Sezary syndrome is a rare disease in which person’s T-cells become malignant and affect the skin causing red rash.
Sezary syndrome is a rare aggressive type of cutaneous T-cells lymphomas described by Albert Sezary. Skin T-cell lymphomas are characterized by the presence of abnormal malignant T-cells (called the Sezary cells) that proliferate quickly and infiltrate the skin and lymph nodes. Moreover, Sezary syndrome compline only about 3% of all cutaneous lymphomas with an annual incidence of 1/10,000,000.
Unfortunately, at this point, the cause of Sezary syndrome remains unknown. The disorder is usually seen in individuals over the age of 60. In general prognosis for affected individuals is poor with a median survival of 5 years.
The cause of the disease is unknown, though sometimes mutations in the MYB proto-oncogene and the interleukin-22 receptor subunit alpha-2 gene (IL22RA2) may be detected. Abnormalities in chromosomes 8, 10 and 17 were also detected in individuals suffering from the Sezary syndrome. Furthermore, sometimes the disease is associated with human T-lymphotropic viruses type 1 and type 2 infection. It was discovered that the Sezary cells have increased quantities of mucopolysaccharides though the role of this substance is not established.

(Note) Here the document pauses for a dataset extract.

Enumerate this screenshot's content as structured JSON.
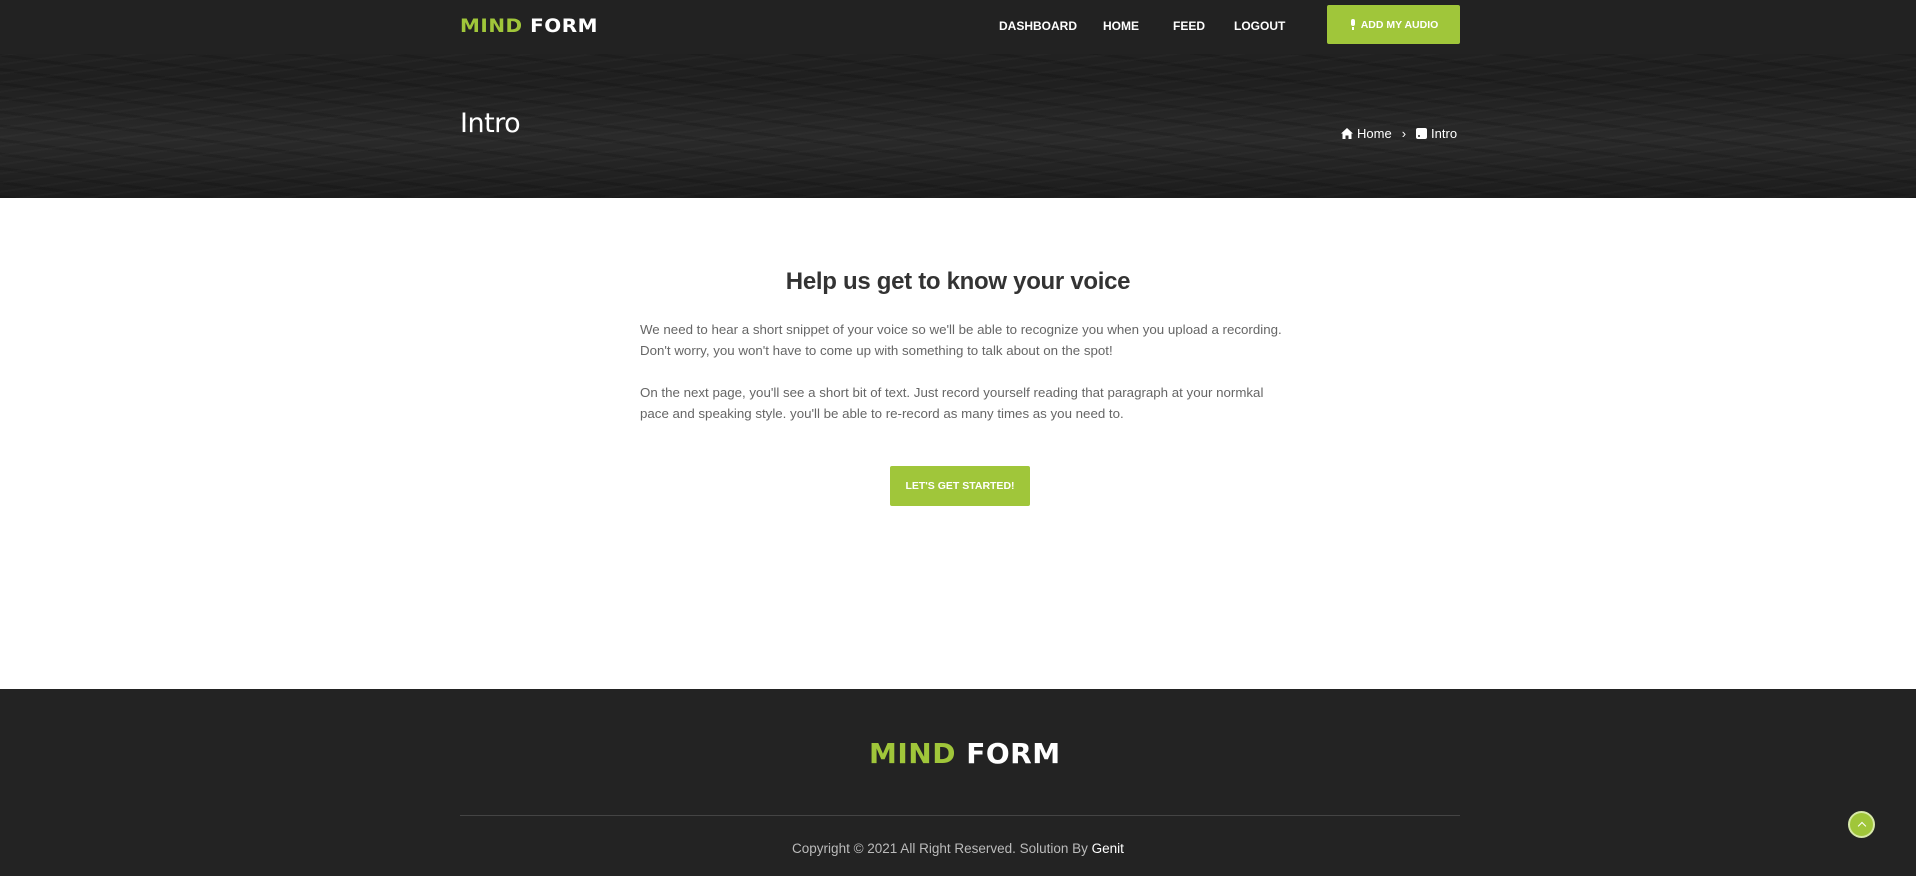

In Sezary syndrome person’s peripheral CD4+ T-cells become cancerous and start to proliferate. This enormous quantity of T-cells called the Sezary cells to infiltrate the skin and lymph nodes. The pathologic T-cells accumulate under the skin forming Pautrier’s microabscesses. Other organs such as liver, spleen and bone marrow may also be affected.
The symptoms of the disease include:
- Red itchy rash spread over large areas of the body known as erythroderma;
- Skin plaques and tumors (Pautrier’s microabscesses);
- Thick dry skin on the soles of the feet and hands that peels off and scales (palmoplantar keratoderma);
- Skin swelling (edema);
- Enlarged lymph nodes;
- Enlarged liver and spleen (hepatosplenomegaly);
- Hair loss (alopecia);
- Fever with chills;
- Nails malformations;
- Ectropion (a condition when the lower eyelids turn outwards);
The following stages are recognized in Sezary syndrome:
1A: Less than 10 percent of the skin is covered with red rash.
1B: More than 10 percent of the skin is affected.
2A: Any amount of skin is affected. Lymph nodes are enlarged, but there are no cancerous cells on biopsy.
2B: There are one or more tumors larger than 1 cm on the skin. Lymph nodes appear enlarged, however, there are no malignant cells.
3A: Most of the skin is affected and there are cutaneous tumors, plaques, or patches. Lymph nodes may be normal or enlarged, though not cancerous. The blood may contain a few Sezary cells.
3B: Most of the skin appears involved. Lymph nodes may be enlarged or of normal size. There is a low quantity of Sezary cells in the blood.
4A(1): The whole skin surface is affected. Lymph nodes may be enlarged. The number of Sezary cells in the blood is high.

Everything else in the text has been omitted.